J'avais la croix

  1. La neige était sale

    Gabriel a vent d’un jeune homme découvert abattu et ligoté à une croix surplombant l’un des sommets du massif de la Chartreuse. Son sang de céphalopode ne fait qu’un tour et il file sur place, à Saint-Pierre-d’Entremont où l’attend une population bigarrée : des anars tenant une radio, des poivrots sévèrement atteints, un gendarme aussi affable qu’une guillotine, des ascètes peu bavards, etc. Pourquoi avoir assassiné ce pauvre bougre ? Qui, depuis des décennies, s’est décidé à détruire les croix qui dominent la vallée ? Et qui est l’auteur de ces tracts découverts près de la dépouille où l’on peut lire « Stat Crux » ?

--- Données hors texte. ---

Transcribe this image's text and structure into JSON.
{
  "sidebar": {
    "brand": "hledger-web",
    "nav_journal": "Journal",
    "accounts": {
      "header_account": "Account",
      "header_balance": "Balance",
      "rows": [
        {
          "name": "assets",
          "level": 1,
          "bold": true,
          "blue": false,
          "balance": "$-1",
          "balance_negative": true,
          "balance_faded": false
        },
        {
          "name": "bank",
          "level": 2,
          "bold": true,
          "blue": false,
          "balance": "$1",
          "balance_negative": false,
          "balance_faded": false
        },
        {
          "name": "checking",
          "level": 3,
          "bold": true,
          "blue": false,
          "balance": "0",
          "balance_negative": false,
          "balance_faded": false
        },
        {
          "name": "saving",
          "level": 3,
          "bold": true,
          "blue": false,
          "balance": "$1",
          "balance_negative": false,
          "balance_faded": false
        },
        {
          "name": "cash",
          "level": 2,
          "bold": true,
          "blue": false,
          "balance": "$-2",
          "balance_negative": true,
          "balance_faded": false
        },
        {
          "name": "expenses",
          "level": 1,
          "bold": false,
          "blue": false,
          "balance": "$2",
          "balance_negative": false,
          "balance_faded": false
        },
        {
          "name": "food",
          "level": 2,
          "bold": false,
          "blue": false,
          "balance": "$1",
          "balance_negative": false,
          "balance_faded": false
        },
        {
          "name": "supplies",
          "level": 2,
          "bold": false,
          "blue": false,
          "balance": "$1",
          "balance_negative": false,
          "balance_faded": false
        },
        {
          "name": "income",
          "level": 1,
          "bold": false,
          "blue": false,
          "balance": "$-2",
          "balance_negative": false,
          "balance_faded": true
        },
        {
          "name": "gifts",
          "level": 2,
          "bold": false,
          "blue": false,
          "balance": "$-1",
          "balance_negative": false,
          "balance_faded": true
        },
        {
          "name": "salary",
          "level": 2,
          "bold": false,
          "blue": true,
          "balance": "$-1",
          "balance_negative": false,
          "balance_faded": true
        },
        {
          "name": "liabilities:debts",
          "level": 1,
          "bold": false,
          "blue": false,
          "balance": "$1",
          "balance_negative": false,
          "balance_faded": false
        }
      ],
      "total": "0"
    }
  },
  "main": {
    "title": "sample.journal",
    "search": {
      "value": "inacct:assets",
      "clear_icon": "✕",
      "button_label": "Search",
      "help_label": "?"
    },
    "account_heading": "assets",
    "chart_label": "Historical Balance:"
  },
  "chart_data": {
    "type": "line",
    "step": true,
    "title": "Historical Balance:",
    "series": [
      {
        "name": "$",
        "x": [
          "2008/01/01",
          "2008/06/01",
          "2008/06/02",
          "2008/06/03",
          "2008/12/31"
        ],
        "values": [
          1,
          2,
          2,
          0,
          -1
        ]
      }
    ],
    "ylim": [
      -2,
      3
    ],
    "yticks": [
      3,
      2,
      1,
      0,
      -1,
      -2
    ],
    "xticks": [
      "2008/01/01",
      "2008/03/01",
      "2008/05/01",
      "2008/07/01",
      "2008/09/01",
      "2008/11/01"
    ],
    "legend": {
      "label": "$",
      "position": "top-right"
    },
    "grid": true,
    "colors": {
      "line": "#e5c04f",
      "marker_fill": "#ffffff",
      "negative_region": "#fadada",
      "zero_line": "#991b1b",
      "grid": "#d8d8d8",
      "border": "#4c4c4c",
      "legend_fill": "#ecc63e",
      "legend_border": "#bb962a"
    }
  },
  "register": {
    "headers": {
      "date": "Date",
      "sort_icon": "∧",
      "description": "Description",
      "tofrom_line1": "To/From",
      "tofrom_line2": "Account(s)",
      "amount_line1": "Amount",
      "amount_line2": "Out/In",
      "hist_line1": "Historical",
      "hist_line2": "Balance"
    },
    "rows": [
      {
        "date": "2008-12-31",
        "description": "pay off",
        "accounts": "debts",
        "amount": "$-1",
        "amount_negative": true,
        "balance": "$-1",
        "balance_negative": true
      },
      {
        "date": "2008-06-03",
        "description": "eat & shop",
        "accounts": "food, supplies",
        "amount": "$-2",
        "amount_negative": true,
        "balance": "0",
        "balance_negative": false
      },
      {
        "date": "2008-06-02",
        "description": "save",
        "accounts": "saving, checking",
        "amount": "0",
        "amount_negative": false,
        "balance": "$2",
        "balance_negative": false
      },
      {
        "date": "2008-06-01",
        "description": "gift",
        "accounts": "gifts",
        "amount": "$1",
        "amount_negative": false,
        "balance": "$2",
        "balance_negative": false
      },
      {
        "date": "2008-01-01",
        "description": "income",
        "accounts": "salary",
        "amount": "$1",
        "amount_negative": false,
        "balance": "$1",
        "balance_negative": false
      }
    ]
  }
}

    Deux-cent-quatre-vingt-sixième enquête du Poulpe signée par Dominique Chappey, cet opus se dévore littéralement. Avec un humour caustique, l’auteur a su se couler avec intelligence et brio dans le moule imposé par Jean-Bernard Pouy lorsqu’il initia cette saga en 1995 avec La Petite écuyère a cafté. Le ton est alerte, les jeux de mots volent en escadrilles, et les scènes cocasses sont nombreuses, comme ces rencontres avec la faune du bar ou encore les anarchistes. Partant d’une histoire qui aurait pu être véridique tant elle est baroque (des crucifix mis à terre pour des raisons inconnues), Dominique Chappey a su tisser un scénario prenant et décontracté où l’on se plait, une fois de plus, à suivre un Gabriel Lecouvreur qui va mettre les pieds là où il ne fallait pas. Même si la verve politique et la critique sociale sont moins sévères que dans d’autres ouvrages de la série, le ton demeure mordant. Tout au plus pourrait-on regretter un peu que la motivation du meurtrier ne soit pas davantage creusée ; quand on apprend son identité trois pages avant la fin du roman, on ne peut alors que les supposer à partir des éléments dont on disposait.

    Un Poulpe bien tordant, comique à l’envi, et qui fait passer un très bon moment de lecture, les zygomatiques soumis à de délicieux efforts de trapézistes.